It is often said that those who do not learn from mistakes are condemned to repeat them. While success stories are important in independent practice as they show what can be achieved, it is just as important not to gloss over mistakes. Being aware of what can go wrong provides insights that can help us all to progress.
Here are five errors that I regularly see in independent practice. By being alert to the pitfalls, I hope that readers will be able to sidestep them:
1. Practising in isolation – A potential risk in independent practice is that it is easier to become isolated which can be stressful, as well as making it harder to revalidate, keep up to date with new innovations and share best practice.
If you are working in a single-handed practice, guard against isolation by connecting with fellow doctors at every opportunity. Aside from professional and clinical matters, I’d also recommend seeking advice on practice ownership from those who have been there. With more than 20 years’ experience in the independent health sector, I’m always happy to help practitioners who are unsure about any aspect of practice administration and management.
2. Using generic software – It is possible to get by with separate spreadsheets, word processing and generic accounting software but you will probably waste precious time having to re-enter data on different systems and this will become more of a challenge as your practice grows.
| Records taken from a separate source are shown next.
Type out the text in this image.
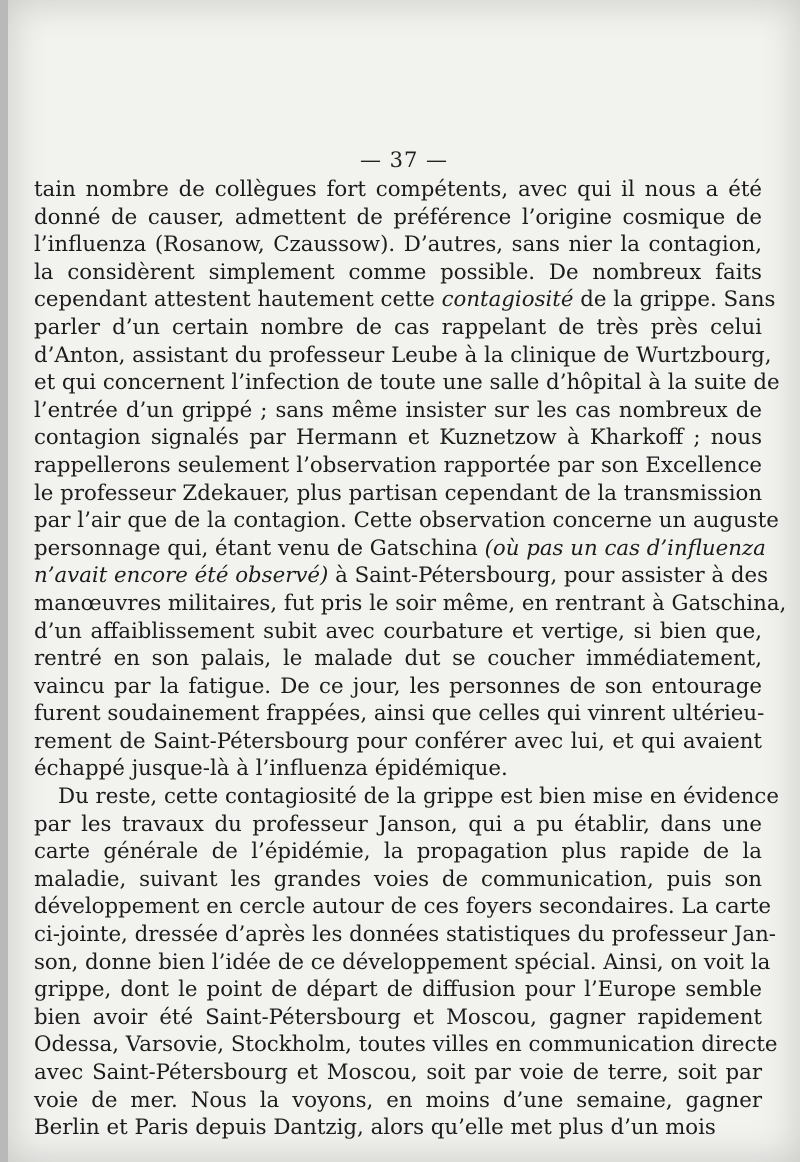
— 37 —
tain nombre de collègues fort compétents, avec qui il nous a été
donné de causer, admettent de préférence l’origine cosmique de
l’influenza (Rosanow, Czaussow). D’autres, sans nier la contagion,
la considèrent simplement comme possible. De nombreux faits
cependant attestent hautement cette contagiosité de la grippe. Sans
parler d’un certain nombre de cas rappelant de très près celui
d’Anton, assistant du professeur Leube à la clinique de Wurtzbourg,
et qui concernent l’infection de toute une salle d’hôpital à la suite de
l’entrée d’un grippé ; sans même insister sur les cas nombreux de
contagion signalés par Hermann et Kuznetzow à Kharkoff ; nous
rappellerons seulement l’observation rapportée par son Excellence
le professeur Zdekauer, plus partisan cependant de la transmission
par l’air que de la contagion. Cette observation concerne un auguste
personnage qui, étant venu de Gatschina (où pas un cas d’influenza
n’avait encore été observé) à Saint-Pétersbourg, pour assister à des
manœuvres militaires, fut pris le soir même, en rentrant à Gatschina,
d’un affaiblissement subit avec courbature et vertige, si bien que,
rentré en son palais, le malade dut se coucher immédiatement,
vaincu par la fatigue. De ce jour, les personnes de son entourage
furent soudainement frappées, ainsi que celles qui vinrent ultérieu-
rement de Saint-Pétersbourg pour conférer avec lui, et qui avaient
échappé jusque-là à l’influenza épidémique.
Du reste, cette contagiosité de la grippe est bien mise en évidence
par les travaux du professeur Janson, qui a pu établir, dans une
carte générale de l’épidémie, la propagation plus rapide de la
maladie, suivant les grandes voies de communication, puis son
développement en cercle autour de ces foyers secondaires. La carte
ci-jointe, dressée d’après les données statistiques du professeur Jan-
son, donne bien l’idée de ce développement spécial. Ainsi, on voit la
grippe, dont le point de départ de diffusion pour l’Europe semble
bien avoir été Saint-Pétersbourg et Moscou, gagner rapidement
Odessa, Varsovie, Stockholm, toutes villes en communication directe
avec Saint-Pétersbourg et Moscou, soit par voie de terre, soit par
voie de mer. Nous la voyons, en moins d’une semaine, gagner
Berlin et Paris depuis Dantzig, alors qu’elle met plus d’un mois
A practice management system which is developed specifically for independent practice should allow you to manage your workflow from one place which is more time efficient and will quickly repay your investment.
3. Billing procrastination – Bills which are submitted months after the service date present problems for the recipient and is storing up serious cashflow problems for the practice too.
Ensuring you are properly remunerated for your expertise, services and time is essential if you want your practice to stay afloat. Electronic billing is a highly efficient way to manage the process as you can create and submit bills online in a fraction of the time. Plus, e-bills submitted via Healthcode’s clearing system are secure and validated according to insurer rules so they are ready for processing and payment.
4. Pricing confusion – Fees are a complex area and misunderstandings could leave you out of pocket, facing a patient complaint or in dispute with a PMI.
I recommend drawing up a common pricing table that everyone in the practice can refer to and use to advise patients. Use this to record your fees for consultations, procedures and diagnostic tests for every specialist and any exceptions for where these differ for particular PMIs or patient groups.
5. Not establishing systems – While you might have a clear image of how you want your practice to run, you can’t expect others to automatically adopt your working methods.
Whether it’s making appointments, , responding to subject access requests or credit control, it makes sense to invest the time in establishing clear step-by-step procedures for everyone to follow. That way, you can provide an efficient, consistent service for every patient and minimise the chance of a costly mistake.